Chanel hat ja einen neuen Chefdesigner, es ist der alte von Bottega Veneta, Matthieu Blazy. Jetzt wird er sich erst mal einarbeiten, von Oktober an gibt es dann ein neues Chanel. Es erwartet uns wahrscheinlich: Die Befreiung dieses Giganten von allem Kitsch, denn der Mann ist ja eine Ikone des neuen modischen Biedermeiers, bei dem selbst die Logos keine Kapriolen mehr schlagen und das nichts anderes zulässt als diesen minimalistischen, totalitär guten Geschmack. Das Rezept: ein ewiges Aufblasen von Silhouetten (Oversized-Blazer, breite Schultern, Fake-Fur-Mäntel), die dann mit einer ganz normalen Stealth-Wealth-Garderobe aus teurem Strick gemixt werden.

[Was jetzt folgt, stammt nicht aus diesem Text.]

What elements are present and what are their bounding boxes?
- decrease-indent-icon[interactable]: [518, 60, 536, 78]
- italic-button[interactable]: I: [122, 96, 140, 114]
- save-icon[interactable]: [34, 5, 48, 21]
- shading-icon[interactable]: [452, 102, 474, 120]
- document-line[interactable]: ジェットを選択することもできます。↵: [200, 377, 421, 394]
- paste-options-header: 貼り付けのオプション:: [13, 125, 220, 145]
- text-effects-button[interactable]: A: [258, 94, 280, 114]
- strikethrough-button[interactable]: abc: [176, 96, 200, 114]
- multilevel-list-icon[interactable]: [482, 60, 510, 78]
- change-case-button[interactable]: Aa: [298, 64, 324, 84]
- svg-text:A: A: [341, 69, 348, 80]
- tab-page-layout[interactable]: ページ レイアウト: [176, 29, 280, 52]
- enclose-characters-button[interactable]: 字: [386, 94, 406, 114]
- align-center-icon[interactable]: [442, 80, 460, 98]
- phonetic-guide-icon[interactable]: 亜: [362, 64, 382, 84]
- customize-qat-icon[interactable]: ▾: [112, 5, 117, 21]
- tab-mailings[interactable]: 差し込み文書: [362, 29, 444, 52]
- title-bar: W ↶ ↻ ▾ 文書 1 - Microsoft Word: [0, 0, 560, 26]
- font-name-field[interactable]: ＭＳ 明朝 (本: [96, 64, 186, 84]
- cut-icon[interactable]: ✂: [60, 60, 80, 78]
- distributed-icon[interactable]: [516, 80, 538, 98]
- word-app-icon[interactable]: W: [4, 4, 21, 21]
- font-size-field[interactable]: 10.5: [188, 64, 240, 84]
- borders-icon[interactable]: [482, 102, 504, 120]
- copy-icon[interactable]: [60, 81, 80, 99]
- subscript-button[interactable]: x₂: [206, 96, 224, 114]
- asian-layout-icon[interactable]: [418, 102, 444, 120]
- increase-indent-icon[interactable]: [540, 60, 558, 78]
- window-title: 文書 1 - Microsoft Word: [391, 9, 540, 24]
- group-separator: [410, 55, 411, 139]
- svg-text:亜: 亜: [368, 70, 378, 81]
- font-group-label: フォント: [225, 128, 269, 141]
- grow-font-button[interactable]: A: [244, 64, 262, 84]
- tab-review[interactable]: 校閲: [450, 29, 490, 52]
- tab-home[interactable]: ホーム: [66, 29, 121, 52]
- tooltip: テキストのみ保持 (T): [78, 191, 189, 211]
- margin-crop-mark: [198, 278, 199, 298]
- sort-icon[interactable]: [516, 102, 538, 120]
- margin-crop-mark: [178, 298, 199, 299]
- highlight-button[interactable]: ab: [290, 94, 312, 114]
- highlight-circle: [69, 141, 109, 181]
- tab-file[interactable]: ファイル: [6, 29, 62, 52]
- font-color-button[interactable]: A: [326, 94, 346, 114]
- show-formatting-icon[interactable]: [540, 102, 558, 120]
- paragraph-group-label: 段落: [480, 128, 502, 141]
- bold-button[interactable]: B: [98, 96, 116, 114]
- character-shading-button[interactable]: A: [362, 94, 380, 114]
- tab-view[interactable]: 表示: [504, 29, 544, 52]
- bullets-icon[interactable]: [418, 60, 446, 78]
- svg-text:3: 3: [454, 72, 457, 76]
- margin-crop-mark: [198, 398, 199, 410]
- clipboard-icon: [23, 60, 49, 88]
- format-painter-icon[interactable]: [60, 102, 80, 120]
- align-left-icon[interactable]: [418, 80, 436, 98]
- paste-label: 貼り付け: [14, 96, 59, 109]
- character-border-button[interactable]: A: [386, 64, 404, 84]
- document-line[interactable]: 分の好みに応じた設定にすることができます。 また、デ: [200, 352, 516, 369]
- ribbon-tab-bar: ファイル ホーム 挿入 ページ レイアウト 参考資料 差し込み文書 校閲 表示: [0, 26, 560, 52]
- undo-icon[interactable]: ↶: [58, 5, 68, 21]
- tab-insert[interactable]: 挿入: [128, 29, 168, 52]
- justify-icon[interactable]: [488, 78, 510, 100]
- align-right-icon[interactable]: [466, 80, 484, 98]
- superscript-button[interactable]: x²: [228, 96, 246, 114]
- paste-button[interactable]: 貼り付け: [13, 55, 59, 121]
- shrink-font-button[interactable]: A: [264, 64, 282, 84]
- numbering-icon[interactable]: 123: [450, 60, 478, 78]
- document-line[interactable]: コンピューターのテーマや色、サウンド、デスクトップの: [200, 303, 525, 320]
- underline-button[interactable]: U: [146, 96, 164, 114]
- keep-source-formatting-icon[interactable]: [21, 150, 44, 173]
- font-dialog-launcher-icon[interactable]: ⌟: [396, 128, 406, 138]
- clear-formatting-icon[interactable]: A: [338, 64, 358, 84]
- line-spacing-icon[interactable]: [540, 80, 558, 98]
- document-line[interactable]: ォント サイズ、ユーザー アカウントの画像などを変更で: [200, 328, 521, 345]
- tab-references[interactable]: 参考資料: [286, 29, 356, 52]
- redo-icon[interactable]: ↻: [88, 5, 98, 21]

(Foto: picture alliance/Photoshot)

Das Ergebnis ist pseudo-edgy und bringt die ein oder andere Handtasche an die Frau. Jetzt also glauben die Gralshüter bei Chanel, sie bräuchten das auch, so eine Modernisierung. Dabei waren die lustigen Shows von Karl Lagerfeld rückblickend eine einzige große Auflehnung gegen Konformität. Bevor wir uns also weinend von diesem alten, oft Fehlermeldung ans Gehirn sendenden Chanel verabschieden – was ist mit diesen Schuhen los, warum ist da so viel Pelz am Stiefel, und wieso sehen diese Ketten aus wie von Oma –, sollten wir ein letztes Mal die Essenz von Chanel ehren, die lautet: Zeitgeist is not very Chanel. Wer das Geld hat, kauft sich jetzt eine dieser begehrten Jacken mit beschwerender Kette im Saum, entworfen von einem namenlosen Team. Alle anderen lehnen sich zurück und wundern sich, wie bei diesem herrlich unmodernen Look, ein letztes Mal über die orthopädisch anmutenden Schuhe.

Für ihn: Tweed mal anders

Es ist nicht sonderlich originell, sich als Mann irgendwann für Tweed zu interessieren. Man muss nur ein bisschen „Downton Abbey“ schauen oder Neuigkeiten über das britische Königshaus verfolgen, und schon stellt sich die sichere Überzeugung ein, dass so ein Tweed-Jackett auch dem eigenen Leben eine gewisse Klasse verleihen würde und man damit allzeit gut angezogen wäre. Der Fehler, der dann oft gemacht wird, ist, sich Tweed-Sachen zu kaufen, die in Farbe und Muster ein wenig zu sehr nach Graf Bobby aussehen. Die man also in Folge gar nicht so oft trägt, weil sie eben doch ein bisschen zu auffällig und zu exzentrisch sind, zumal ja meistens kein englisches Landhaus im Hintergrund steht.

(Foto: Ik Aldama)

Dass Tweed auch anders aussehen kann, sieht man an dieser Interpretation des leicht anrüchigen italienisch-britischen Labels Jordanluca, die eine Hommage an die berühmten Tweed-Jäckchen von Chanel sein soll. Nun ist das hier sicherlich kein Jäckchen, sondern eine zur Übergröße ausgewachsene Jacke, aber eben wohltuend weit entfernt vom klassischen Tweed-Sakko. Und wenn die Tweed-Kostüme à la Chanel bei den Damen heute eher als Abzeichen einer langweiligen Upperclass-Schreckschraubenästhetik gelten, bei Männern sind solche hübsch verzierten Kurzjacken doch auf jeden Fall eine Renaissance wert. Gerüchte besagen derzeit übrigens mal wieder, dass Hedi Slimane bei Chanel bald eine eigene Herrenkollektion verantworten könnte – falls das stimmt, dürften dann ziemlich sicher noch ein paar interessante Tweed-Remixe auf den Laufsteg kommen, garantiert frei von irgendwelchen Anglizismen.